The epiplasm may be contractile in the tentacles of suctoria. Tucker (1974) suggested that the tentacle epiplasm of T. infusionum contracts during feeding and is responsible for the observed outward and downward bending of microtubules attached to the epiplasm at the tentacle tip, and also for tentacle shortening.

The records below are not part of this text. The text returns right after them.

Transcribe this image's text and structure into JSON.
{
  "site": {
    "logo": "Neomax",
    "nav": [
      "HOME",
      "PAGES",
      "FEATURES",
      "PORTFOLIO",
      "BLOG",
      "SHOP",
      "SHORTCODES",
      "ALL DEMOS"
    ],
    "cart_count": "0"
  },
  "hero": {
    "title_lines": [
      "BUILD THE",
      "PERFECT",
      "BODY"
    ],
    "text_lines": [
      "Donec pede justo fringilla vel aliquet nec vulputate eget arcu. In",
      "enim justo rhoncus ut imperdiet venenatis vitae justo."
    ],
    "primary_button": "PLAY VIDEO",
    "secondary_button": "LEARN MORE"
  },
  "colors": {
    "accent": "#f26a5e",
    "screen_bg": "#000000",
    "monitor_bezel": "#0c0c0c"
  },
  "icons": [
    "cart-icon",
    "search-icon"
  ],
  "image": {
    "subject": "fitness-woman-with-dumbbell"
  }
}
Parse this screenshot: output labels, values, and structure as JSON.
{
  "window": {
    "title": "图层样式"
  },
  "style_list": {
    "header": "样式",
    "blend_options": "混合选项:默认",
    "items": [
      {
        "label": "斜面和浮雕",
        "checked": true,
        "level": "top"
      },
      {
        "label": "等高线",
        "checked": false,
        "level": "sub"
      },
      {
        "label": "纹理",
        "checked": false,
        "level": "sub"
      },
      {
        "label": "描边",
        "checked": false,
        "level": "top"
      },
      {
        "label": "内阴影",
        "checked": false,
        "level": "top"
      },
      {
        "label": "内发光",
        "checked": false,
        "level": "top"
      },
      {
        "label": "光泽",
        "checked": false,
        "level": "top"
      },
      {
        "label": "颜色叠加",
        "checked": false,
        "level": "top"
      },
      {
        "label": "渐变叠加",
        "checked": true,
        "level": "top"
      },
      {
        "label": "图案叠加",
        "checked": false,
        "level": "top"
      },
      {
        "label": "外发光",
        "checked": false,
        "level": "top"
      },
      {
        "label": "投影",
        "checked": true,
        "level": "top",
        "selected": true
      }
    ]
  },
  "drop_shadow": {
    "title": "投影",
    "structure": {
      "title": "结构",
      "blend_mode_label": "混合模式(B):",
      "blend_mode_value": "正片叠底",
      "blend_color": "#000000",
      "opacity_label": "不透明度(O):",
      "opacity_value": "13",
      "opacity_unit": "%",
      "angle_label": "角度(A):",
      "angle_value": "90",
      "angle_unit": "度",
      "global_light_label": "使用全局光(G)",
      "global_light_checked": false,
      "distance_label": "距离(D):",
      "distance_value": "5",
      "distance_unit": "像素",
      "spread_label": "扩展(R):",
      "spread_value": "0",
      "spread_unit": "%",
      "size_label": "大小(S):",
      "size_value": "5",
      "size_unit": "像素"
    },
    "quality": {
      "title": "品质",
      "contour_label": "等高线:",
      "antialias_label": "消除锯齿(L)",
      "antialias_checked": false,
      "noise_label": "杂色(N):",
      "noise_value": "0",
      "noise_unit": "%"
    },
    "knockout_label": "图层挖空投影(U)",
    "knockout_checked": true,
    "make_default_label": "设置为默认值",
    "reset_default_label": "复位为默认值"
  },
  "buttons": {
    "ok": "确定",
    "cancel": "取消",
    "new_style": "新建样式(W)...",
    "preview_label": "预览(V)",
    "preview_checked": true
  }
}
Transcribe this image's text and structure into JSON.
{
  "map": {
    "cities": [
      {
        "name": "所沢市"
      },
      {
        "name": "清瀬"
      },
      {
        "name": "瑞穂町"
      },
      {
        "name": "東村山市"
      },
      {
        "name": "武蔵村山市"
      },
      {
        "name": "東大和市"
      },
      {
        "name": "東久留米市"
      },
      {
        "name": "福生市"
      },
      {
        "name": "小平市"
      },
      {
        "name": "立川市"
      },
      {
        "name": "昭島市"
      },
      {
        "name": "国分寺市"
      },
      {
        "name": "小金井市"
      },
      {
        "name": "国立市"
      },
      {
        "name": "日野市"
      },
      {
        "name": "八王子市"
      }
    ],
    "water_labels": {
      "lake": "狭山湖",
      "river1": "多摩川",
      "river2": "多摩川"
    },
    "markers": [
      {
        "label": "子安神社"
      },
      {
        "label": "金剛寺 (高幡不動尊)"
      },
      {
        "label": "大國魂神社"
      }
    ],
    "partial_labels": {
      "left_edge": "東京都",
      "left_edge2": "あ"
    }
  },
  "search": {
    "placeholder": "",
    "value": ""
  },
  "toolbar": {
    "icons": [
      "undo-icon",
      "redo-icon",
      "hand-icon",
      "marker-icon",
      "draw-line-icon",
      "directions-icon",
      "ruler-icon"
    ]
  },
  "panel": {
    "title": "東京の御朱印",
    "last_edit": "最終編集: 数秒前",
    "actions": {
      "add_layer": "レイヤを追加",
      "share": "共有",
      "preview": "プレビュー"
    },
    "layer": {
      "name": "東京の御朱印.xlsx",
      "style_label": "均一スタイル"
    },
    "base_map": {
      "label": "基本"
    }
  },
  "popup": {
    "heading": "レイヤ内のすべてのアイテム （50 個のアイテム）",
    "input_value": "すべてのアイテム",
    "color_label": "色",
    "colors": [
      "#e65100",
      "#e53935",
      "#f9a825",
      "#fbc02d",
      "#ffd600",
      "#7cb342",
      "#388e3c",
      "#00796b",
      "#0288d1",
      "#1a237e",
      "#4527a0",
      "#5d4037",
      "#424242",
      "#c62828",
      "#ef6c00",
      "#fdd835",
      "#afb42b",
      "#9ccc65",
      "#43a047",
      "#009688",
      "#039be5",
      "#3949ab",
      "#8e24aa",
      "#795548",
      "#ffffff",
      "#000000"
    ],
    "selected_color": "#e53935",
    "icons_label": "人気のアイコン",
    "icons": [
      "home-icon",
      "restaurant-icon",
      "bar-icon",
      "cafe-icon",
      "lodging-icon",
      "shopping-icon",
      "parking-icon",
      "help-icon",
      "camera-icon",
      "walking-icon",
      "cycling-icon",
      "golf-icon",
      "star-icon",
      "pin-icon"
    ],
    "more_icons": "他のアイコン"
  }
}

After treatment with muscle heavy meromyosin, the tentacle epiplasm of Dendrocometes paradoxus shows organized arrays of filaments which may indicate the presence of contractile proteins (Curry & Woolley, 1975; Geldard & Butler, 1975). Experiments with the effects of the anaesthetic Halothane on the contractile tentacles of Heliophrya erhardi indicate that the epiplasm and/or microfilaments are the contractile elements (Hauser & Van Eys, 1976). To test directly for epiplasm-mediated contractility, it would be interesting to produce epiplasm ghosts of Suctoria and attempt to induce contraction with an ATP medium similar to that used for glycerol models.